Segundo a ex-comissária europeia, “a principal clivagem política já não é entre a esquerda e a direita, ou apenas entre elas, mas entre pró-europeus e aqueles que são contra a Europa”.

“Agora, aqueles que são contra a UE reposicionaram-se um bocadinho, mas parece ser só para fins eleitorais.”

Uma das razões pelas quais a demissão do Governo de coligação liderado pelo primeiro-ministro Mario Draghi desencadeou uma crise em Itália prende-se com as condições acordadas com Bruxelas para o pagamento das ‘tranches’ do plano de recuperação económica pós-pandemia de covid-19 (PRR).

Inquirida pelo Euractiv Italy sobre a importância de uma rápida aplicação dessas verbas no país e sobre se a intenção verbalizada por algumas forças políticas de renegociar o PRR poderá dar àqueles que questionam a quantia atribuída ao país uma oportunidade, argumentando que os cerca de 35% desses fundos que Itália obteve são desproporcionados (foi o país ao qual foi concedida a maior fatia do PRR: 191.500 milhões de euros), Emma Bonino respondeu: “É claro que temos de ter muito cuidado para não abrir uma caixa de Pandora para quem já era contra a atribuição dos fundos a Itália”.

“Como disse [o comissário europeu da Economia e ex-primeiro-ministro italiano Paolo] Gentiloni, só poderão ser feitas pequenas alterações.
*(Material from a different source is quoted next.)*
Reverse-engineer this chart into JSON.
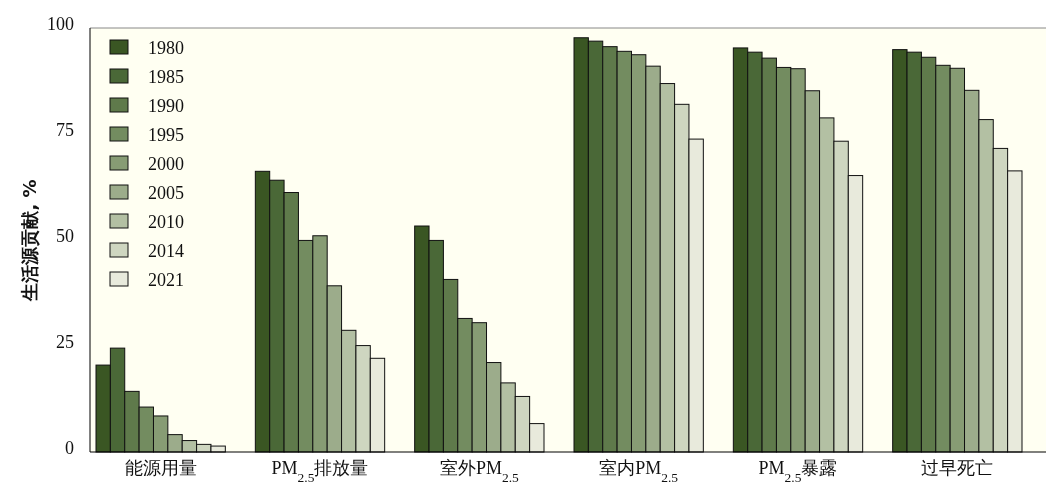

Mas quem vier com a ideia de renegociar o PRR, na minha opinião, não só vive em Marte como está a dizer aos cidadãos italianos para irem viver para Marte”, sustentou.
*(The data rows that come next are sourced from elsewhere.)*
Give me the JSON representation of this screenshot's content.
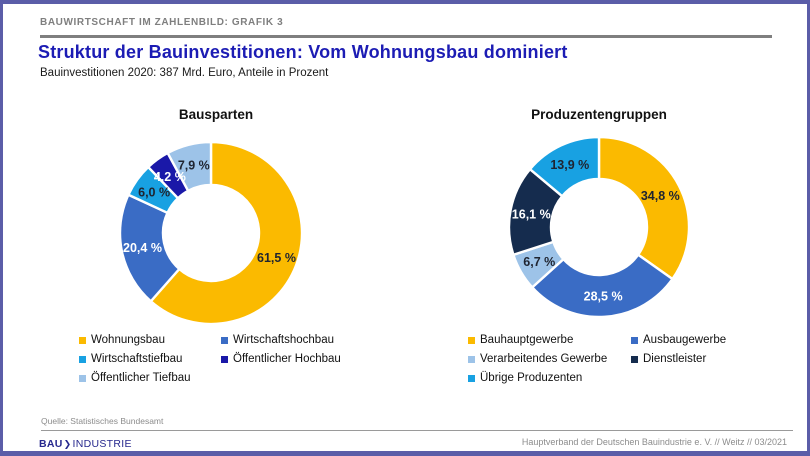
{
  "frame": {
    "accent_border": "#5B5DA8"
  },
  "header": {
    "kicker": "BAUWIRTSCHAFT IM ZAHLENBILD: GRAFIK 3",
    "title": "Struktur der Bauinvestitionen: Vom Wohnungsbau dominiert",
    "subtitle": "Bauinvestitionen 2020: 387 Mrd. Euro, Anteile in Prozent",
    "title_color": "#1C1CB4"
  },
  "chart_data": [
    {
      "type": "pie",
      "variant": "donut",
      "title": "Bausparten",
      "unit": "percent",
      "start_angle_deg": 0,
      "direction": "clockwise",
      "slices": [
        {
          "name": "Wohnungsbau",
          "value": 61.5,
          "label": "61,5 %",
          "color": "#FBBA00",
          "label_color": "#1F2430"
        },
        {
          "name": "Wirtschaftshochbau",
          "value": 20.4,
          "label": "20,4 %",
          "color": "#3A6CC5",
          "label_color": "#FFFFFF"
        },
        {
          "name": "Wirtschaftstiefbau",
          "value": 6.0,
          "label": "6,0 %",
          "color": "#18A1E2",
          "label_color": "#1F2430"
        },
        {
          "name": "Öffentlicher Hochbau",
          "value": 4.2,
          "label": "4,2 %",
          "color": "#1A18A8",
          "label_color": "#FFFFFF"
        },
        {
          "name": "Öffentlicher Tiefbau",
          "value": 7.9,
          "label": "7,9 %",
          "color": "#9DC3E8",
          "label_color": "#1F2430"
        }
      ]
    },
    {
      "type": "pie",
      "variant": "donut",
      "title": "Produzentengruppen",
      "unit": "percent",
      "start_angle_deg": 0,
      "direction": "clockwise",
      "slices": [
        {
          "name": "Bauhauptgewerbe",
          "value": 34.8,
          "label": "34,8 %",
          "color": "#FBBA00",
          "label_color": "#1F2430"
        },
        {
          "name": "Ausbaugewerbe",
          "value": 28.5,
          "label": "28,5 %",
          "color": "#3A6CC5",
          "label_color": "#FFFFFF"
        },
        {
          "name": "Verarbeitendes Gewerbe",
          "value": 6.7,
          "label": "6,7 %",
          "color": "#9DC3E8",
          "label_color": "#1F2430"
        },
        {
          "name": "Dienstleister",
          "value": 16.1,
          "label": "16,1 %",
          "color": "#152C4E",
          "label_color": "#FFFFFF"
        },
        {
          "name": "Übrige Produzenten",
          "value": 13.9,
          "label": "13,9 %",
          "color": "#18A1E2",
          "label_color": "#1F2430"
        }
      ]
    }
  ],
  "footer": {
    "source": "Quelle: Statistisches Bundesamt",
    "credit": "Hauptverband der Deutschen Bauindustrie e. V. // Weitz // 03/2021",
    "logo": {
      "part1": "BAU",
      "chevron": "❯",
      "part2": "INDUSTRIE"
    }
  }
}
De acordo com a líder política italiana, “é importante e urgente” criar uma UE da energia e da defesa, no âmbito da união política já referida, devido ao impacto da invasão russa da Ucrânia (a 24 de fevereiro deste ano) na situação energética e geopolítica, por exemplo com a Alemanha a comprometer-se a gastar 100 mil milhões de euros por ano em defesa.

“Devemos também tomar consciência de que a Itália contribui com menos de 2% para o orçamento da NATO (Organização do Tratado do Atlântico-Norte) – o que os Estados Unidos já nos apontaram em diversas ocasiões”, afirmou.
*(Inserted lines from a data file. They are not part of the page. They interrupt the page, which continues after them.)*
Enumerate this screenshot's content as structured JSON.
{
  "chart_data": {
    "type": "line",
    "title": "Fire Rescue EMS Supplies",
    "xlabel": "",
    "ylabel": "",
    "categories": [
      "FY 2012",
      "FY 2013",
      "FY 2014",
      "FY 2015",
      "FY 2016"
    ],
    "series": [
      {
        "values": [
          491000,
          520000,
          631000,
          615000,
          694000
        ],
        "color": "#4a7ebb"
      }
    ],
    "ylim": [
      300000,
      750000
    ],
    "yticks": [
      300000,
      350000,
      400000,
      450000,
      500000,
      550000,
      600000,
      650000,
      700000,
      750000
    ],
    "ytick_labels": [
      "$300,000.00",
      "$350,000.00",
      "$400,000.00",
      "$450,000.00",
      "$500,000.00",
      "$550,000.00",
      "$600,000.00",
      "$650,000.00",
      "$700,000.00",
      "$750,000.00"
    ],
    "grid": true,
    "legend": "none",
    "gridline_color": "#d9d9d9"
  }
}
“Mas, repito, precisamos de uma política externa comum, logo, uma mudança nos tratados, o fim da unanimidade, mais poderes para o Parlamento Europeu. De outra forma, na campanha eleitoral atiramos para o ar o que quisermos, mas não fazemos qualquer bem à Europa, ou à credibilidade de Itália, que já está a ser severamente testada”, insistiu.

“Portanto, é fundamental rever os tratados para avançar para uma política externa e de defesa comum. Acredito que durante estes anos sucumbimos a uma visão intergovernamental da UE, em que os chefes de Estado e de Governo é que tomam as decisões, e que esse é o caminho errado”, sublinhou Emma Bonino.